3月も最終週に入り、このところ利用しているサービスからの「プライバシーポリシー改定のお知らせ」を大量に受信しました。大手企業でも結構ギリギリに対応しているんだな…と思うと、ちょっと安心します。
当社も、プラポリや規程改定の対応はひととおり終わったのですが、最後の仕事は開示等請求の対応準備でした。改正と直接の関係はありませんが、プラポリ大工事の一環で請求書フォーマットを見直しました。
保有個人データの開示等請求手続の公表
個人情報保護法では、以下の請求に応じる手続について、本人の知り得る状態に置くことが義務付けられています。
利用目的の通知くらいはお安い御用ですが、それ以外は本人であることをきちんと確認しなければならず、本人確認書類の特定などでどうしても記載量が多くなり、当社でも利用目的とこの部分が同じくらいのボリュームになっています。
請求書フォーマットを公開しない企業も
では、具体的にどんなことを書けばよいのかといえば、改正後の37条に従い、以下を書くのが一般的です。
- 提出書類(請求書様式・本人確認書類・委任状)
- 手数料の額・徴収方法
- 提出先
ただし、個人情報保護法では、「本人の知り得る状態に置く」には「本人の求めに応じて遅滞なく回答する場合」を含むと明示されているので(改正後32条1項柱書)、請求書のフォーマットを公開しない企業も一定数存在します。
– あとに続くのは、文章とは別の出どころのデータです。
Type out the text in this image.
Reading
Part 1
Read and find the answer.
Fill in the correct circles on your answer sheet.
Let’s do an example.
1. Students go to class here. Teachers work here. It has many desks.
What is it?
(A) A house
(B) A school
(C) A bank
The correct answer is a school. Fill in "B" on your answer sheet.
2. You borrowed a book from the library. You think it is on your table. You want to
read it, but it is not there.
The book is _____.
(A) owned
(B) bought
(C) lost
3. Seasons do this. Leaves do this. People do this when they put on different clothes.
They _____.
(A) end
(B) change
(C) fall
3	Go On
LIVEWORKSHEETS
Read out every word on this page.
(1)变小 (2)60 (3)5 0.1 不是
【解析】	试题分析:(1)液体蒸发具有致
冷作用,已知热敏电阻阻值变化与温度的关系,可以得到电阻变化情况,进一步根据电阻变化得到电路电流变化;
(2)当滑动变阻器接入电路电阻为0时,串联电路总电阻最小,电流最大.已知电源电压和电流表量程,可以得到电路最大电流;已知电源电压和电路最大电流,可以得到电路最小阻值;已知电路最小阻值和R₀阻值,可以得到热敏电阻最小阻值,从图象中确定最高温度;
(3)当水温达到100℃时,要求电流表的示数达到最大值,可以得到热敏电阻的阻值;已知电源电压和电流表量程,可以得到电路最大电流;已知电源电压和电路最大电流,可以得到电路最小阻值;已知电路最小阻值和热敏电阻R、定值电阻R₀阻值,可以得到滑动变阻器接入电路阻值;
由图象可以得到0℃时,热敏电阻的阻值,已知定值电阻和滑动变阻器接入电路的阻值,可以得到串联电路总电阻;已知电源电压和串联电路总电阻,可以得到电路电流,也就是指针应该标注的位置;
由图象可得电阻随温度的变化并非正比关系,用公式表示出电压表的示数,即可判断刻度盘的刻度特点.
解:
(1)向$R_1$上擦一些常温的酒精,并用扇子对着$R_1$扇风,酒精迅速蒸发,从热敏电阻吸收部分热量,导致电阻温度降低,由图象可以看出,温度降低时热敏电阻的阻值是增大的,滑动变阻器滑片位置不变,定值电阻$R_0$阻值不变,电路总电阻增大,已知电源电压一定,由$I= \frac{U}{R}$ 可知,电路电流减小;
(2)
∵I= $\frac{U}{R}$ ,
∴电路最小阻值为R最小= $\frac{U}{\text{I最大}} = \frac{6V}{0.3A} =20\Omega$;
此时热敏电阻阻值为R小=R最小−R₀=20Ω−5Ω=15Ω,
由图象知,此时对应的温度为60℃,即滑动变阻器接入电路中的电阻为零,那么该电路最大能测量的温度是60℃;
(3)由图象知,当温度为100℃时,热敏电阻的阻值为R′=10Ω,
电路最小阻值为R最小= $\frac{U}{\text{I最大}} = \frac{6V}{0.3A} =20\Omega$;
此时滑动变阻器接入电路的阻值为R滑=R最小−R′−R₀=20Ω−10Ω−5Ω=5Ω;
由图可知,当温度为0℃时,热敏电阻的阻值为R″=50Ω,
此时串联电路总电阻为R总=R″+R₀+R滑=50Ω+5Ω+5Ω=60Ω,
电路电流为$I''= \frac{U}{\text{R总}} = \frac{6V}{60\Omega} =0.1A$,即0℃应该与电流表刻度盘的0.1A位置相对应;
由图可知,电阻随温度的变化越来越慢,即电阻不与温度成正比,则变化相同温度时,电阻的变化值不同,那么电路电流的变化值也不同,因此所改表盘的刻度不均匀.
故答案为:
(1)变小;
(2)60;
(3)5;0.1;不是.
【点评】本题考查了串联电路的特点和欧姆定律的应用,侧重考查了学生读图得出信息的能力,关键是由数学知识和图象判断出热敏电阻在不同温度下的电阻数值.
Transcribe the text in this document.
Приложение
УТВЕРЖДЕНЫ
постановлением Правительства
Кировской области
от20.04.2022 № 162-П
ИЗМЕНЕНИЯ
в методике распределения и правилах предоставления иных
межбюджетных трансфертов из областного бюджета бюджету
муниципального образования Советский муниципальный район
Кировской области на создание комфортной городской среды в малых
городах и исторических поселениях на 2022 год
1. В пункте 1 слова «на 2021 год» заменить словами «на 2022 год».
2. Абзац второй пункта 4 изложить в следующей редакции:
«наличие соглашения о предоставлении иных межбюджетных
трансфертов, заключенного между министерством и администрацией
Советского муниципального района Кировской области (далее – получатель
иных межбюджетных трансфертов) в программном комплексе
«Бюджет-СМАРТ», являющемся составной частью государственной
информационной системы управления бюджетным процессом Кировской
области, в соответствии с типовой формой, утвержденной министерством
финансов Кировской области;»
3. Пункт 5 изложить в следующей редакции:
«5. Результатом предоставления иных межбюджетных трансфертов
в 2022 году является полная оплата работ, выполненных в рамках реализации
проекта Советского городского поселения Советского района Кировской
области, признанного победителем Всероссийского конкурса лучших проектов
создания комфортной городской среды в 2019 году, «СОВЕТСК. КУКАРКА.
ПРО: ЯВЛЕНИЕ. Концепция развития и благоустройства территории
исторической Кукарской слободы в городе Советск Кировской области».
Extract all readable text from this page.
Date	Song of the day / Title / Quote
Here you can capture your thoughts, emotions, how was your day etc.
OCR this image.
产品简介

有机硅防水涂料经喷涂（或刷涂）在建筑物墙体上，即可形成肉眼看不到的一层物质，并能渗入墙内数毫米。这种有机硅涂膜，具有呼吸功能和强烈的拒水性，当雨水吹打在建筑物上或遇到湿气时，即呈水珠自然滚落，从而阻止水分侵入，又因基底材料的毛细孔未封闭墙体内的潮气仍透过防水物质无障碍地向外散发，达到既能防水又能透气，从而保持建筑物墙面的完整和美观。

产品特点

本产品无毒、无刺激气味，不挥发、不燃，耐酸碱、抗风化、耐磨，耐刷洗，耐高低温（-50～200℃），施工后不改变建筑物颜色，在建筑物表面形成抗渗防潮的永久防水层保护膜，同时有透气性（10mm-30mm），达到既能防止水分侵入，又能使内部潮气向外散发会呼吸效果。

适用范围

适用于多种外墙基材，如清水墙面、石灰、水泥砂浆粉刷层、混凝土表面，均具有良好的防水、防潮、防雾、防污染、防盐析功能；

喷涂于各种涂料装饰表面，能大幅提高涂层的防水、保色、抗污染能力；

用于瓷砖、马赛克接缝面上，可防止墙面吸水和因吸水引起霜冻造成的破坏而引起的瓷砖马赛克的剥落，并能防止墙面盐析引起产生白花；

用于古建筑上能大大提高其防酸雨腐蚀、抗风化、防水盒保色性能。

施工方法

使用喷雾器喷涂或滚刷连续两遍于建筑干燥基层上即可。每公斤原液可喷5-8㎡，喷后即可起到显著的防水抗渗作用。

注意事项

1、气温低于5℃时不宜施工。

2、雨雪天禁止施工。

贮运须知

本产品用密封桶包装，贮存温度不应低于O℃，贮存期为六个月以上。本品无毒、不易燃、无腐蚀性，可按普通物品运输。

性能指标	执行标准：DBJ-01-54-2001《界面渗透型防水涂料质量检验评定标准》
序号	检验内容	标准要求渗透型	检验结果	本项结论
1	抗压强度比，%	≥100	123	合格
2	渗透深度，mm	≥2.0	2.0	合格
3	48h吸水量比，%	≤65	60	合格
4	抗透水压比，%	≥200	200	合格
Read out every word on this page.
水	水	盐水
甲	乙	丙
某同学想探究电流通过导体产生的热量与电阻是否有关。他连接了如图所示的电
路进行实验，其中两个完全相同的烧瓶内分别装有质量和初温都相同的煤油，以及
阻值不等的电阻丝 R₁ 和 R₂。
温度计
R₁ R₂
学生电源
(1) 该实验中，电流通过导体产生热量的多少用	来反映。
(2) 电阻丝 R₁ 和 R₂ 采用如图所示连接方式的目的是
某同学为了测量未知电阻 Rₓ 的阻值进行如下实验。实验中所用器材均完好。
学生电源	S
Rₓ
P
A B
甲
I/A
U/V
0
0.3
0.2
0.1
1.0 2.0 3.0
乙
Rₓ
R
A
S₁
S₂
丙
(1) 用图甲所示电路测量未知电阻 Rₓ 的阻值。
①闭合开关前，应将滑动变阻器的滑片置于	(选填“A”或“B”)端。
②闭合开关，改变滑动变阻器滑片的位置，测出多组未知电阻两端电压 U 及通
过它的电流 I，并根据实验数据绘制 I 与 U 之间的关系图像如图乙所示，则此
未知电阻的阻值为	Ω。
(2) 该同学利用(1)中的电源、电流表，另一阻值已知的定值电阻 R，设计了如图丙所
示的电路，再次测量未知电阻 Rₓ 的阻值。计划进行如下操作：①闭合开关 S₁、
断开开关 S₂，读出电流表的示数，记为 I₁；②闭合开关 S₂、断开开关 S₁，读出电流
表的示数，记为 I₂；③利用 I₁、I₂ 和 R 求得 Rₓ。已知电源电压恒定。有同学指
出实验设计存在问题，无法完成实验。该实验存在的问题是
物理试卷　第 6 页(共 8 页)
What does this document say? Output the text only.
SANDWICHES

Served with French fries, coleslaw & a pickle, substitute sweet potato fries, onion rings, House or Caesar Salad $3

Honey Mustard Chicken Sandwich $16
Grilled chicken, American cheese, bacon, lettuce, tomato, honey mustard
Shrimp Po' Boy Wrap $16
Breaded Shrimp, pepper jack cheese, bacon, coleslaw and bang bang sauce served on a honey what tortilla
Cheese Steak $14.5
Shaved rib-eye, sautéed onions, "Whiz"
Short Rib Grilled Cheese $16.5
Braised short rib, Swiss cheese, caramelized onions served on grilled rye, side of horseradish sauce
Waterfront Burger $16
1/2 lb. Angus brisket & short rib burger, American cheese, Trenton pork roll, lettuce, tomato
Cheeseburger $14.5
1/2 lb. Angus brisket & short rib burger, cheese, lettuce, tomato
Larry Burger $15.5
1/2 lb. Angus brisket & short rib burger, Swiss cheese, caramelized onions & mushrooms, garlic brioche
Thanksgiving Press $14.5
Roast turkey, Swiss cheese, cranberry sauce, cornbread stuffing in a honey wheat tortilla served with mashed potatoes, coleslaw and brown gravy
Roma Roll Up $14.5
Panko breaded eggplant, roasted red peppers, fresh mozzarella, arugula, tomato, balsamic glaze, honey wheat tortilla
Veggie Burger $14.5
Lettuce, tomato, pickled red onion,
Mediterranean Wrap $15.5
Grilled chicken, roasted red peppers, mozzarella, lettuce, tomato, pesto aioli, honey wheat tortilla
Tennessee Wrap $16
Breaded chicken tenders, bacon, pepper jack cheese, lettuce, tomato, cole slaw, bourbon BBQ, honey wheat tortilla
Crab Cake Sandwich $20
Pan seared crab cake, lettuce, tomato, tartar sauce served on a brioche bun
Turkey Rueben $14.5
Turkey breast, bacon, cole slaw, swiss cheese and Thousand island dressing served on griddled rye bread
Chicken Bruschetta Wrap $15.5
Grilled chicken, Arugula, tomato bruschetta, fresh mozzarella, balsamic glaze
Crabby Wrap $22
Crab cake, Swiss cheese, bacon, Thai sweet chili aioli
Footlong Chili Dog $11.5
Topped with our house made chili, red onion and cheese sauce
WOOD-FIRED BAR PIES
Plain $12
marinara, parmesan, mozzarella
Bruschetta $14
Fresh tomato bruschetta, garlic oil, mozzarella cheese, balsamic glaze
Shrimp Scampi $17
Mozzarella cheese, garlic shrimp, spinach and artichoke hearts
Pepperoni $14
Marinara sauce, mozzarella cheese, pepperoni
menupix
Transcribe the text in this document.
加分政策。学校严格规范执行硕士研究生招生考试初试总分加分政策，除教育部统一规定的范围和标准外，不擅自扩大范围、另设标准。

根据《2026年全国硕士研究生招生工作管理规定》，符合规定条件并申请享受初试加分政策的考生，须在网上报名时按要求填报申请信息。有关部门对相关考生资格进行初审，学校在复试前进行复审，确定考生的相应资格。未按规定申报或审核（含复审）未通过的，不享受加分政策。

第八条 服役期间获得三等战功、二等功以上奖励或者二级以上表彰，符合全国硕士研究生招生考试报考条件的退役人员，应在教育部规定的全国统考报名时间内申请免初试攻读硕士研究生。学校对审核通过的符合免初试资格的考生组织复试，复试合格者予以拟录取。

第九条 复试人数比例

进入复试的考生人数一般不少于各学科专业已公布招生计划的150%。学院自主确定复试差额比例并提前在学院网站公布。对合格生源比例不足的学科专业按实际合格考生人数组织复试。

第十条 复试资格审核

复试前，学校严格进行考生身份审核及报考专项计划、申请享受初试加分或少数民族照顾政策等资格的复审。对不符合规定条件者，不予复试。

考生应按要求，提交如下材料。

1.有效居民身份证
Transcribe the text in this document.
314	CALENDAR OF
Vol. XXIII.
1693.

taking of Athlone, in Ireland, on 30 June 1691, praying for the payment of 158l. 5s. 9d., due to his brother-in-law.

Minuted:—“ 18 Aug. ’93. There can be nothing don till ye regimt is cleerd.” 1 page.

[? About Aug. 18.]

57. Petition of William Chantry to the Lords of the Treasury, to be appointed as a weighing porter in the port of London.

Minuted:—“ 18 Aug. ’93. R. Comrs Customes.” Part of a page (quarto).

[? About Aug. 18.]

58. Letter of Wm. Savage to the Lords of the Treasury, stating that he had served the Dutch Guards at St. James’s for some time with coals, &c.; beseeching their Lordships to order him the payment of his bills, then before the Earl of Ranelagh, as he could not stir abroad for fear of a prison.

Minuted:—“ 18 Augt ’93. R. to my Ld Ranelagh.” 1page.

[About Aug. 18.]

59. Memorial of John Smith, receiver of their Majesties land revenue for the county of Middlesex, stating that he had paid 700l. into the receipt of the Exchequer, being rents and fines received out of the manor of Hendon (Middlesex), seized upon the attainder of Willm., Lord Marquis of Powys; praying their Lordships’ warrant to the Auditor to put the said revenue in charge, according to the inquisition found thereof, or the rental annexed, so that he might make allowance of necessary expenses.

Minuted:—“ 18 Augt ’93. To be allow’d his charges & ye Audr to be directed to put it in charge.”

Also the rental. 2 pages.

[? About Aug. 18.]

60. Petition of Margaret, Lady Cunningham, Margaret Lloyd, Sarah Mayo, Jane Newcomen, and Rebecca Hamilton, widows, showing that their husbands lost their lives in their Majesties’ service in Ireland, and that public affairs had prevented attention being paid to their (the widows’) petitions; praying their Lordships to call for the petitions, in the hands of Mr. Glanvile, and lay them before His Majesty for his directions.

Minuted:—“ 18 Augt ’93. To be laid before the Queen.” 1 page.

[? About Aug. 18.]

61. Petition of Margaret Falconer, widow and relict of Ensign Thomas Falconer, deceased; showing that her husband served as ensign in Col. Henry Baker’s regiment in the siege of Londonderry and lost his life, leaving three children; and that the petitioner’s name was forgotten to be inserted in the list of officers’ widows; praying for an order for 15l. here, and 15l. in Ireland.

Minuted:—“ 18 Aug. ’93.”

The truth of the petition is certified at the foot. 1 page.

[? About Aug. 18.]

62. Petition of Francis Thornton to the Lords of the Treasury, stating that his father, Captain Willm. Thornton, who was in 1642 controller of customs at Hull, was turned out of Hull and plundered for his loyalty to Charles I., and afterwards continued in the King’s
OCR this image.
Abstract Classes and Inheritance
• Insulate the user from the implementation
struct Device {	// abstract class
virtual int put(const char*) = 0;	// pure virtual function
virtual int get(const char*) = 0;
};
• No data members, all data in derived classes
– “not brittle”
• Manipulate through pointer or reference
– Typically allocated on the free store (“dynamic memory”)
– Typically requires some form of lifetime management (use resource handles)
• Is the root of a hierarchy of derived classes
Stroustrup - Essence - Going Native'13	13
「請求書を送るので、ここまで連絡ください」とだけ、プラポリに書く。同業他社は、こちらのほうが多いかもしれないくらいでした。開示等請求のハードルを上げる作戦でしょうか…
今回の法改正でプラポリがやたら長くなるので、開示等請求はお問合せがあったときにさっと出せるようにしておくこととし、当社もいっそ全削除してはどうかとも考えたのですが、連携しているSNSの規約上それはできませんでした。
ならば、必要な情報はすべて開示するのがお客様にとっても自社の対応者にとってもよいだろうと考え、フォーマットもプラポリ内に掲示することにしました。
この機会に請求書フォーマットを一新
実は、これまでも請求書フォーマットは開示していたのですが(利用実績はゼロ)、改めて読むと自由記入欄が多く、思うようにご記入いただけないことが容易に想像できました。たとえば、すべての手続が同じフォーマットで、お客様に請求内容を自由にご記入いただくことになっているなど。
できるだけ記入に迷わず、こちらも必要な情報を入力できるようにしようとしたとき、結論としては、請求種別ごとにフォーマットを分けるのがよいと考えました。
日本郵便さんの以下の建て付けがとても参考になります。
その他にも請求書の様式を公開されている企業がいくつかあって、それらも参考にフォーマットを作ってみたのですが、欲しい情報を漏れなく記入いただこうと思うと、代理人情報を含めて本人確認関係の記入欄が紙1枚の3分の2くらいを占めることに…これは一体何の紙なのか。
今の時代に「名前と住所」で本人確認は必要十分なのか
もっとよいレイアウトがあるのでは?などと思いながらもタイムオーバーになってしまったのですが、フォーマットを見直していて気になったのは、本人確認書類は名前と住所が確認できるもので本当に必要十分か?という点です。
当社に限らず、たいていの企業は、請求時の本人確認書類として、名前と住所が公的に確認できるもの(例:運転免許証のコピー)の提示を求めていますが、たとえば当社のアプリユーザーの情報は、必ずしも氏名で登録されているわけではないし、住所にいたっては元から登録事項ではないので、仮に「私が本人です。ほら、公的書類も出しますよ」と言われても、その方が本当に本人なのかを確認することはできないような…
その場合は、何か本人しか知り得ない情報(パスワードとか?)もご提供いただいて同一性を確認するのか、あるいは「いや、その情報は保有個人データではないです」といって対応を断るのか。それとも、古物買取のように本人と名乗る人の身元さえ確認できればとりあえずよしとするのか。
これからスタンダードが出来上がっていくのでしょうか。